A kickback stampede: Why Google’s EU comparison shopping program may carry risk
Google’s ploy to give comparison shopping service providers more market share has triggered a gold rush. Here's why contributor Andreas Reiffen doesn't think that's a good idea.
Cast your mind back to June 2017. The birds sang, the sun shone and Google received a record-breaking fine of €2.4 billion ($2.8 billion).
But why, exactly? In a verdict that provoked differing opinions, European Union (EU) regulators ruled when it came to its search results pages, Google favored its own search results over other comparison shopping services (CSS).
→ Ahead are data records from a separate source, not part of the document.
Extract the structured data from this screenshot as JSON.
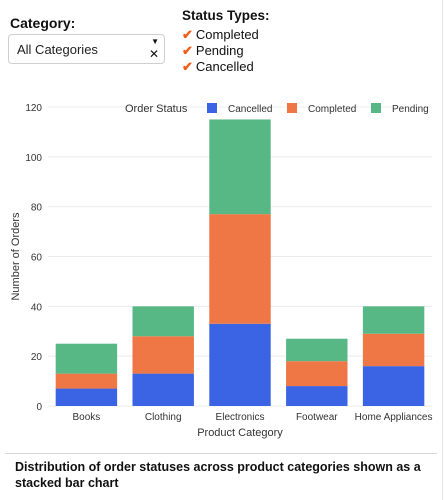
{
  "filters": {
    "category_label": "Category:",
    "category_value": "All Categories",
    "status_title": "Status Types:",
    "status_items": [
      {
        "label": "Completed",
        "checked": true
      },
      {
        "label": "Pending",
        "checked": true
      },
      {
        "label": "Cancelled",
        "checked": true
      }
    ],
    "check_mark": "✔",
    "caret": "▼",
    "clear": "✕"
  },
  "chart_data": {
    "type": "bar",
    "stacked": true,
    "categories": [
      "Books",
      "Clothing",
      "Electronics",
      "Footwear",
      "Home Appliances"
    ],
    "series": [
      {
        "name": "Cancelled",
        "color": "#3b64e4",
        "values": [
          7,
          13,
          33,
          8,
          16
        ]
      },
      {
        "name": "Completed",
        "color": "#ee7745",
        "values": [
          6,
          15,
          44,
          10,
          13
        ]
      },
      {
        "name": "Pending",
        "color": "#57b886",
        "values": [
          12,
          12,
          38,
          9,
          11
        ]
      }
    ],
    "legend_title": "Order Status",
    "legend_position": "top-right",
    "xlabel": "Product Category",
    "ylabel": "Number of Orders",
    "ylim": [
      0,
      120
    ],
    "yticks": [
      0,
      20,
      40,
      60,
      80,
      100,
      120
    ],
    "grid": true
  },
  "caption": "Distribution of order statuses across product categories shown as a stacked bar chart"
}
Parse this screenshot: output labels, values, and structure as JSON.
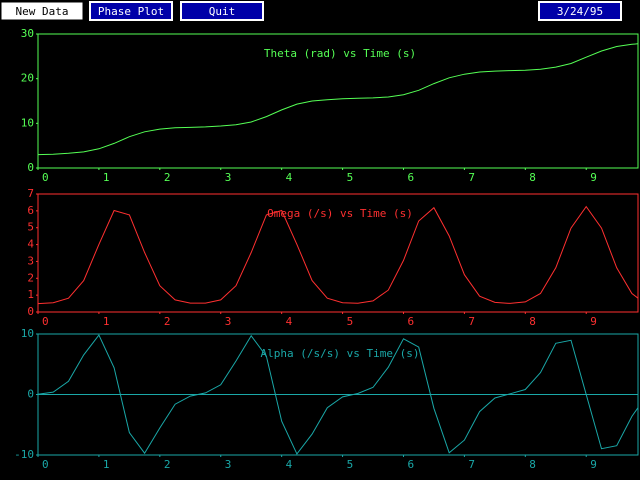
{
  "buttons": [
    "New Data",
    "Phase Plot",
    "Quit"
  ],
  "date": "3/24/95",
  "chart_data": [
    {
      "type": "line",
      "title": "Theta (rad) vs Time (s)",
      "x": [
        0,
        0.25,
        0.5,
        0.75,
        1,
        1.25,
        1.5,
        1.75,
        2,
        2.25,
        2.5,
        2.75,
        3,
        3.25,
        3.5,
        3.75,
        4,
        4.25,
        4.5,
        4.75,
        5,
        5.25,
        5.5,
        5.75,
        6,
        6.25,
        6.5,
        6.75,
        7,
        7.25,
        7.5,
        7.75,
        8,
        8.25,
        8.5,
        8.75,
        9,
        9.25,
        9.5,
        9.75,
        9.85
      ],
      "series": [
        {
          "name": "Theta",
          "color": "#55ff55",
          "values": [
            3.0,
            3.1,
            3.3,
            3.6,
            4.3,
            5.5,
            7.0,
            8.1,
            8.7,
            9.0,
            9.1,
            9.2,
            9.4,
            9.7,
            10.3,
            11.5,
            13.0,
            14.3,
            15.0,
            15.3,
            15.5,
            15.6,
            15.7,
            15.9,
            16.4,
            17.4,
            18.9,
            20.2,
            21.0,
            21.5,
            21.7,
            21.8,
            21.9,
            22.1,
            22.6,
            23.4,
            24.8,
            26.2,
            27.2,
            27.7,
            27.8
          ]
        }
      ],
      "xlim": [
        0,
        9.85
      ],
      "xticks": [
        0,
        1,
        2,
        3,
        4,
        5,
        6,
        7,
        8,
        9
      ],
      "ylim": [
        0,
        30
      ],
      "yticks": [
        0,
        10,
        20,
        30
      ],
      "zero_line": false
    },
    {
      "type": "line",
      "title": "Omega (/s) vs Time (s)",
      "x": [
        0,
        0.25,
        0.5,
        0.75,
        1,
        1.25,
        1.5,
        1.75,
        2,
        2.25,
        2.5,
        2.75,
        3,
        3.25,
        3.5,
        3.75,
        4,
        4.25,
        4.5,
        4.75,
        5,
        5.25,
        5.5,
        5.75,
        6,
        6.25,
        6.5,
        6.75,
        7,
        7.25,
        7.5,
        7.75,
        8,
        8.25,
        8.5,
        8.75,
        9,
        9.25,
        9.5,
        9.75,
        9.85
      ],
      "series": [
        {
          "name": "Omega",
          "color": "#ff3030",
          "values": [
            0.5,
            0.55,
            0.82,
            1.86,
            4.01,
            6.02,
            5.76,
            3.53,
            1.56,
            0.72,
            0.53,
            0.53,
            0.72,
            1.56,
            3.53,
            5.76,
            6.02,
            4.01,
            1.86,
            0.82,
            0.55,
            0.52,
            0.66,
            1.3,
            3.06,
            5.4,
            6.19,
            4.51,
            2.21,
            0.94,
            0.57,
            0.51,
            0.6,
            1.1,
            2.62,
            4.98,
            6.25,
            4.98,
            2.62,
            1.1,
            0.82
          ]
        }
      ],
      "xlim": [
        0,
        9.85
      ],
      "xticks": [
        0,
        1,
        2,
        3,
        4,
        5,
        6,
        7,
        8,
        9
      ],
      "ylim": [
        0,
        7
      ],
      "yticks": [
        0,
        1,
        2,
        3,
        4,
        5,
        6,
        7
      ],
      "zero_line": false
    },
    {
      "type": "line",
      "title": "Alpha (/s/s) vs Time (s)",
      "x": [
        0,
        0.25,
        0.5,
        0.75,
        1,
        1.25,
        1.5,
        1.75,
        2,
        2.25,
        2.5,
        2.75,
        3,
        3.25,
        3.5,
        3.75,
        4,
        4.25,
        4.5,
        4.75,
        5,
        5.25,
        5.5,
        5.75,
        6,
        6.25,
        6.5,
        6.75,
        7,
        7.25,
        7.5,
        7.75,
        8,
        8.25,
        8.5,
        8.75,
        9,
        9.25,
        9.5,
        9.75,
        9.85
      ],
      "series": [
        {
          "name": "Alpha",
          "color": "#1aa8a8",
          "values": [
            0.04,
            0.4,
            2.19,
            6.54,
            9.82,
            4.42,
            -6.31,
            -9.7,
            -5.53,
            -1.61,
            -0.26,
            0.26,
            1.61,
            5.53,
            9.7,
            6.31,
            -4.42,
            -9.82,
            -6.54,
            -2.19,
            -0.4,
            0.17,
            1.18,
            4.51,
            9.21,
            7.84,
            -2.28,
            -9.63,
            -7.54,
            -2.83,
            -0.58,
            0.11,
            0.83,
            3.62,
            8.46,
            8.96,
            0,
            -8.96,
            -8.46,
            -3.62,
            -2.19
          ]
        }
      ],
      "xlim": [
        0,
        9.85
      ],
      "xticks": [
        0,
        1,
        2,
        3,
        4,
        5,
        6,
        7,
        8,
        9
      ],
      "ylim": [
        -10,
        10
      ],
      "yticks": [
        -10,
        0,
        10
      ],
      "zero_line": true
    }
  ]
}
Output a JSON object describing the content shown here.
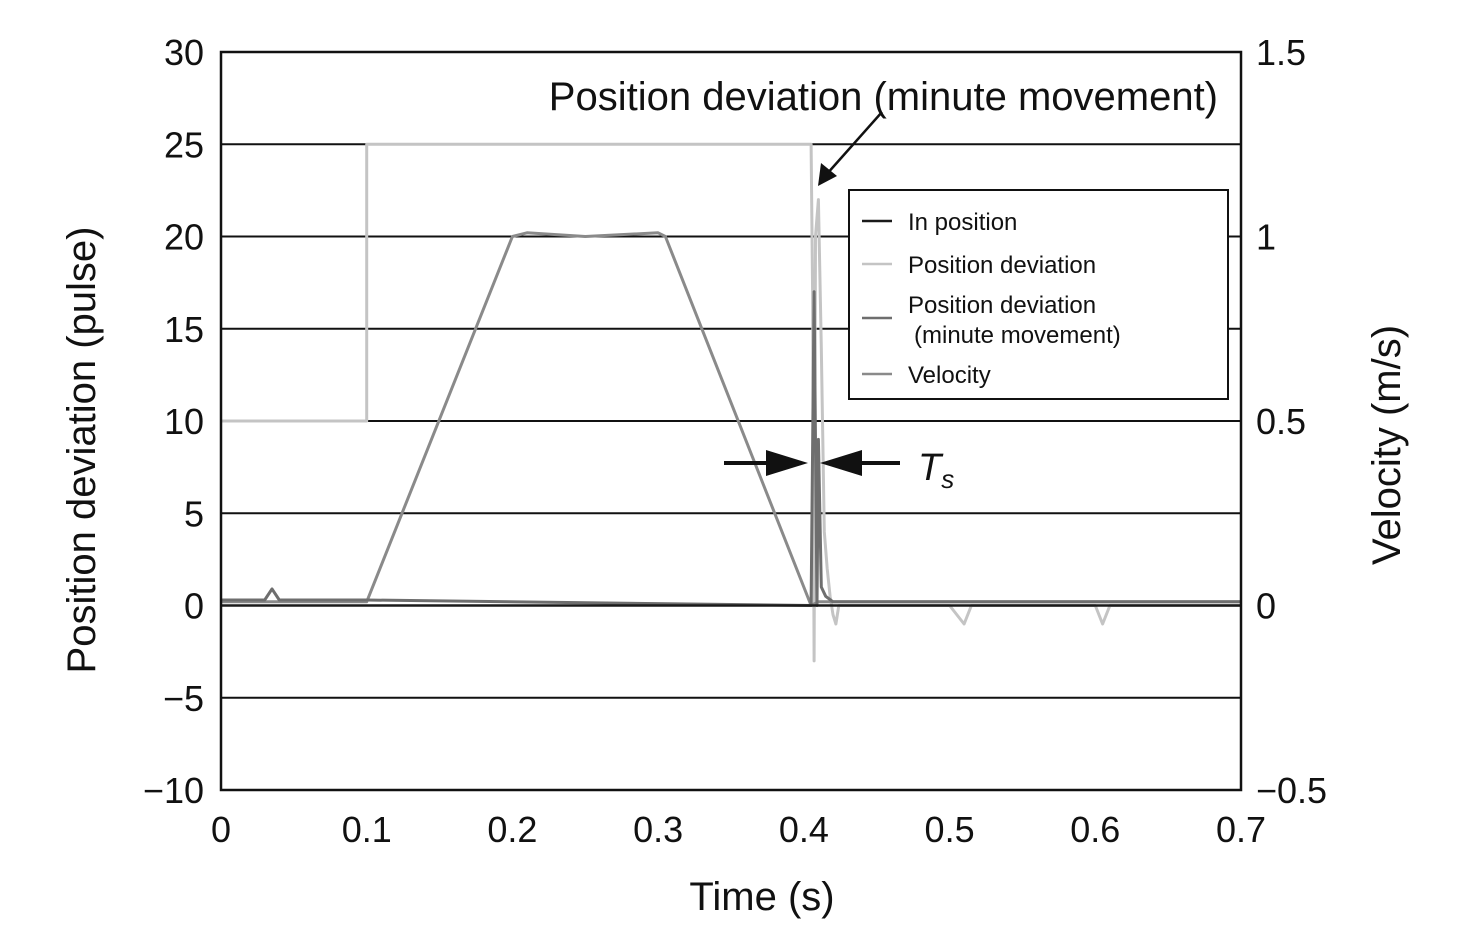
{
  "chart_data": {
    "type": "line",
    "title": "",
    "xlabel": "Time (s)",
    "ylabel": "Position deviation (pulse)",
    "y2label": "Velocity (m/s)",
    "xlim": [
      0,
      0.7
    ],
    "ylim": [
      -10,
      30
    ],
    "y2lim": [
      -0.5,
      1.5
    ],
    "x_ticks": [
      0,
      0.1,
      0.2,
      0.3,
      0.4,
      0.5,
      0.6,
      0.7
    ],
    "x_tick_labels": [
      "0",
      "0.1",
      "0.2",
      "0.3",
      "0.4",
      "0.5",
      "0.6",
      "0.7"
    ],
    "y_ticks": [
      30,
      25,
      20,
      15,
      10,
      5,
      0,
      -5,
      -10
    ],
    "y_tick_labels": [
      "30",
      "25",
      "20",
      "15",
      "10",
      "5",
      "0",
      "−5",
      "−10"
    ],
    "y2_ticks": [
      1.5,
      1,
      0.5,
      0,
      -0.5
    ],
    "y2_tick_labels": [
      "1.5",
      "1",
      "0.5",
      "0",
      "−0.5"
    ],
    "grid": "horizontal",
    "legend_position": "top-right",
    "series": [
      {
        "name": "In position",
        "axis": "left",
        "color": "#1a1a1a",
        "x": [
          0,
          0.7
        ],
        "y": [
          0,
          0
        ]
      },
      {
        "name": "Position deviation",
        "axis": "left",
        "color": "#c4c4c4",
        "x": [
          0,
          0.1,
          0.1,
          0.405,
          0.406,
          0.407,
          0.408,
          0.41,
          0.412,
          0.414,
          0.416,
          0.418,
          0.42,
          0.422,
          0.424,
          0.43,
          0.5,
          0.51,
          0.515,
          0.52,
          0.6,
          0.605,
          0.61,
          0.7
        ],
        "y": [
          10,
          10,
          25,
          25,
          17,
          -3,
          20,
          22,
          14,
          4,
          2,
          0.5,
          -0.5,
          -1,
          0,
          0,
          0,
          -1,
          0,
          0,
          0,
          -1,
          0,
          0
        ]
      },
      {
        "name": "Position deviation\n(minute movement)",
        "axis": "left",
        "color": "#6e6e6e",
        "x": [
          0,
          0.03,
          0.035,
          0.04,
          0.05,
          0.1,
          0.405,
          0.407,
          0.409,
          0.41,
          0.412,
          0.415,
          0.42,
          0.43,
          0.7
        ],
        "y": [
          0.3,
          0.3,
          0.9,
          0.3,
          0.3,
          0.3,
          0,
          17,
          0,
          9,
          1,
          0.5,
          0.2,
          0.2,
          0.2
        ]
      },
      {
        "name": "Velocity",
        "axis": "right",
        "color": "#8a8a8a",
        "x": [
          0,
          0.1,
          0.2,
          0.21,
          0.25,
          0.3,
          0.305,
          0.405,
          0.41,
          0.7
        ],
        "y": [
          0.01,
          0.01,
          1.0,
          1.01,
          1.0,
          1.01,
          1.0,
          0,
          0.01,
          0.01
        ]
      }
    ],
    "annotations": [
      {
        "text": "Position deviation (minute movement)",
        "x": 0.41,
        "y": 23
      },
      {
        "text": "T",
        "subscript": "s",
        "from_x": 0.405,
        "to_x": 0.41,
        "y": 7.5
      }
    ]
  }
}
Comparison shopping services such as Kelkoo or Shopzilla operate by aggregating online retailers’ product offers.
Originally the search engine giant limited comparison shopping services to showing text ads only. Following their complaints, however, Google made it technically possible for them to show product ads. But this changed nothing for the CSS providers, as retailers saw no benefit in an additional intermediary. Further pressure followed, culminating in the eye-raising penalty and an antitrust order that Alphabet’s subsidiary do more to even things up.
The Shopping platform is big business for Google. Top retailers pump huge amounts of money into the format, more than they do on text ads.
Faced with the risk of further penalties, including the shutdown of its Shopping service altogether, Google needed a quick response. Twelve months later, the solution looks bright for EU retailers, Google now offers discounted rates to retailers that use its new Comparison Shopping program.